Étendue de l’information précontractuelle du souscripteur

Créé le

25.01.2023

Cass. civ. 2e, 15 déc. 2022, n° 21-15.980

En 2006, un contrat d’assurance vie à capital variable (soit en unités de compte) est souscrit par l’intermédiaire d’un courtier. Par la suite, le souscripteur, ayant constaté des pertes importantes en valeur, se plaint d’un manquement de l’intermédiaire à son obligation précontractuelle d’information.

Le contractant se prévalait particulièrement de la rédaction de la note d’information, insuffisante au regard des exigences légales, en particulier en ce qui concerne les « frais prélevés en cas de rachat », ou encore le « taux d’intérêt garanti et durée de cette garantie » ainsi que les « indications des garanties de fidélité, des valeurs de réduction et des valeurs de rachat » et enfin la note d’information n’indiquait pas les « modalités de calcul et d’attribution de la participation aux bénéfices ».

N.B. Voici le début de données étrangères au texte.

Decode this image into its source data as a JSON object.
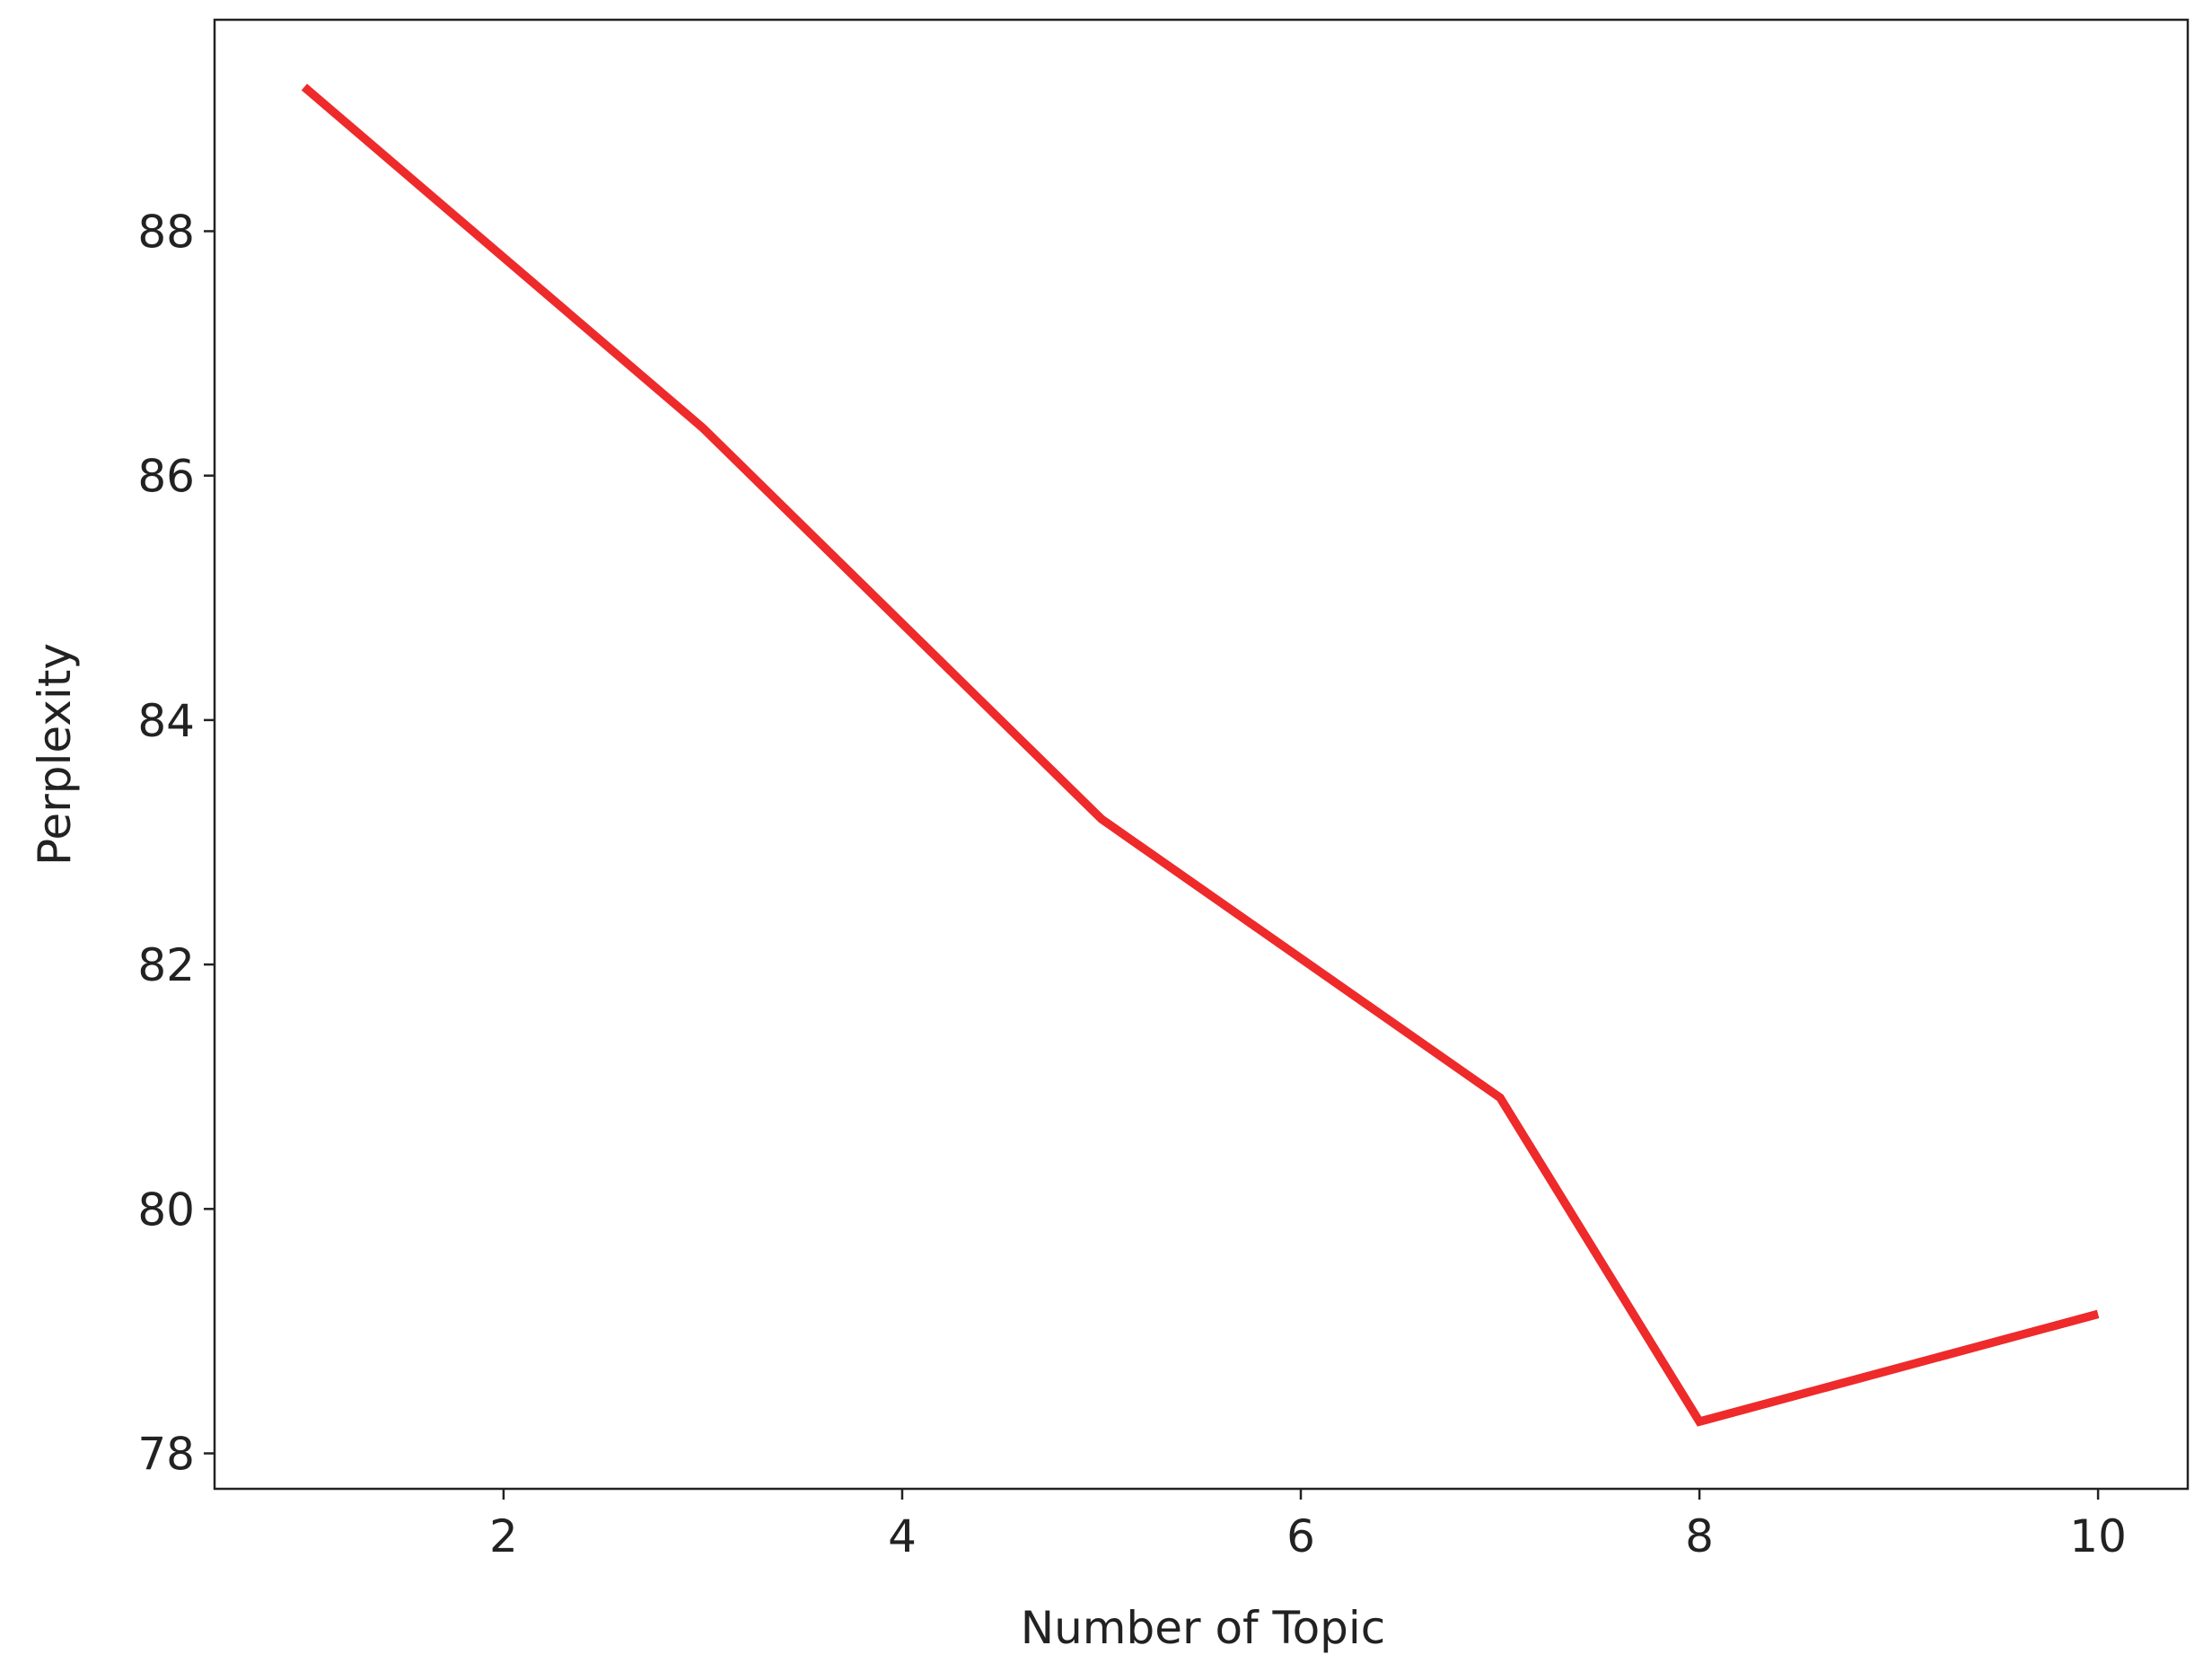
{
  "chart_data": {
    "type": "line",
    "x_label": "Number of Topic",
    "y_label": "Perplexity",
    "x": [
      1,
      3,
      5,
      7,
      8,
      10
    ],
    "series": [
      {
        "color": "#ee2a2a",
        "values": [
          89.18,
          86.39,
          83.19,
          80.91,
          78.26,
          79.14
        ]
      }
    ],
    "xlim": [
      0.55,
      10.45
    ],
    "ylim": [
      77.71,
      89.73
    ],
    "xticks": [
      2,
      4,
      6,
      8,
      10
    ],
    "yticks": [
      78,
      80,
      82,
      84,
      86,
      88
    ],
    "grid": false
  }
}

Fort de ces manquements, le contractant assigna par conséquent le courtier en justice, afin, entre autres demandes, d’exercer sa faculté de renonciation prorogée et d’obtenir le remboursement des primes versées sur ce support.

En appel, sa demande de restitution des primes fut rejetée au motif qu’il résultait de la lecture des conditions générales qu’aucun frais et indemnité n’étaient prélevés par l’assureur en cas de rachat, seuls étant prévus des frais de souscription et de gestion, qu’il n’existait pas de taux d’intérêt garanti non plus que de garanties de fidélité, de valeurs de réduction et de participation aux bénéfices.

Pour la Cour d’appel, « l’absence de ces mentions ne saurait être considérée comme ayant compromis la compréhension » (du souscripteur sur) « les éléments essentiels du contrat ».

La cassation était inévitable. En effet, la Cour de cassation avait déjà par le passé rappelé que la note d’information doit être conforme au modèle d’encadré informatif visé à l’article A 132-4 du Code des assurances (Cass. 2e civ., 21 mai 2015, n° 14-18.742 ; Cass. 2e civ., 11 mars 2021, n° 18-12.376).

Solution logique : à la différence de l’obligation de conseil, l’information à transmettre est fixée par la loi, indépendamment des circonstances particulières à chaque contrat, le niveau de connaissance préalable du souscripteur ou les particularités du contrat n’étant pas à prendre en compte.

En effet, ni l’article L. 132-5-1 du Code des assurances, dans sa rédaction applicable au litige, ni l’article A. 132-4 du même code ne prescrivent que les mentions visées par ces textes « n’ont pas lieu d’être portées dans la note d’information lorsque le contrat ne prévoit pas de frais et indemnités de rachat, de taux d’intérêt garanti, de garanties de fidélité, de valeurs de réduction, de valeurs de rachat ou de participation aux bénéfices ». (Cass. 2e civ., 15 déc. 2022, n° 21-15.980)

Cette solution législative est parfaitement justifiée. C’est en effet cette généralité dans l’information qui permet au contractant de mieux comprendre les singularités du contrat souscrit.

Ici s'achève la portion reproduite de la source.